Smith & Cross is one of the oldest producers of spirits and sugar in England. Dating back to 1788, the sugar refinery was located on the London docks. As time passed, the refineries turned into rum cellars. Haus Alpenz, the distributor of Smith & Cross, says, “At this proof a spill of the spirits would not prevent gunpowder from igniting. As important, this degree of concentration provided an efficiency in conveyance on board and onward to trading partners far away.” This rum is bottled in London, and made with a combo of the Wedderburn and Plummer styles of rum producing. The Wedderburn style is aged for less than a year, and the Plummer is aged one to three years in white oak. Molasses, skimmings (the debris that collects on the top of the boiling fluids, skimmed off during molasses and sugar production), cane juice, the syrup bottoms from sugar production, and the dunder (the liquid left in the boiler after distilling rum) make this rum my favorite; it’s not just because we share the same name.

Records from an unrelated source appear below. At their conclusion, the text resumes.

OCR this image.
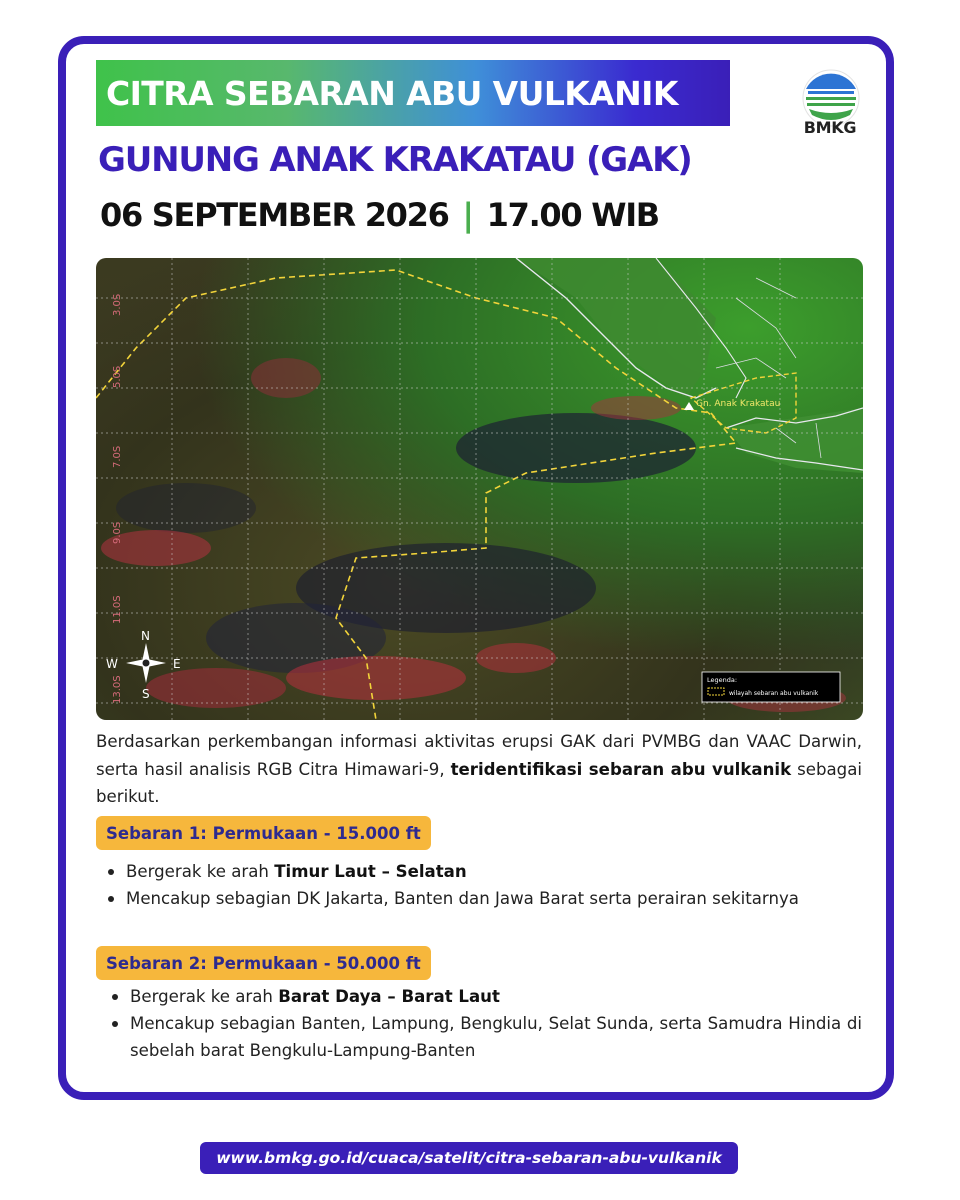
CITRA SEBARAN ABU VULKANIK
BMKG
GUNUNG ANAK KRAKATAU (GAK)
06 SEPTEMBER 2026 | 17.00 WIB
3.0S
5.0S
7.0S
9.0S
11.0S
13.0S
Gn. Anak Krakatau
N
E
S
W
Legenda:
wilayah sebaran abu vulkanik
Berdasarkan perkembangan informasi aktivitas erupsi GAK dari PVMBG dan VAAC Darwin, serta hasil analisis RGB Citra Himawari-9, teridentifikasi sebaran abu vulkanik sebagai berikut.
Sebaran 1: Permukaan - 15.000 ft
Bergerak ke arah Timur Laut – Selatan
Mencakup sebagian DK Jakarta, Banten dan Jawa Barat serta perairan sekitarnya
Sebaran 2: Permukaan - 50.000 ft
Bergerak ke arah Barat Daya – Barat Laut
Mencakup sebagian Banten, Lampung, Bengkulu, Selat Sunda, serta Samudra Hindia di sebelah barat Bengkulu-Lampung-Banten
www.bmkg.go.id/cuaca/satelit/citra-sebaran-abu-vulkanik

Here’s my recipe for a daiquri. This has got
to be one of my favorite cocktails to drink. The half ounce of Smith & Cross does wonders for this quick sipper.

Cross Daiquiri

1 1/2 ounces Flor de Caña Extra Seco

1/2 ounce Smith & Cross Jamaican Rum

3/4 ounce fresh lime juice

1/2 ounce simple syrup (2:1)

Combine all ingredients in a cocktail shaker with ice from distilled water, and shake vigorously until the shaker is very cold. Strain into a chilled cocktail coupe glass. No garnish.

Tony Cross is a bartender who runs cocktail catering company Reverie Cocktails in Southern Pines.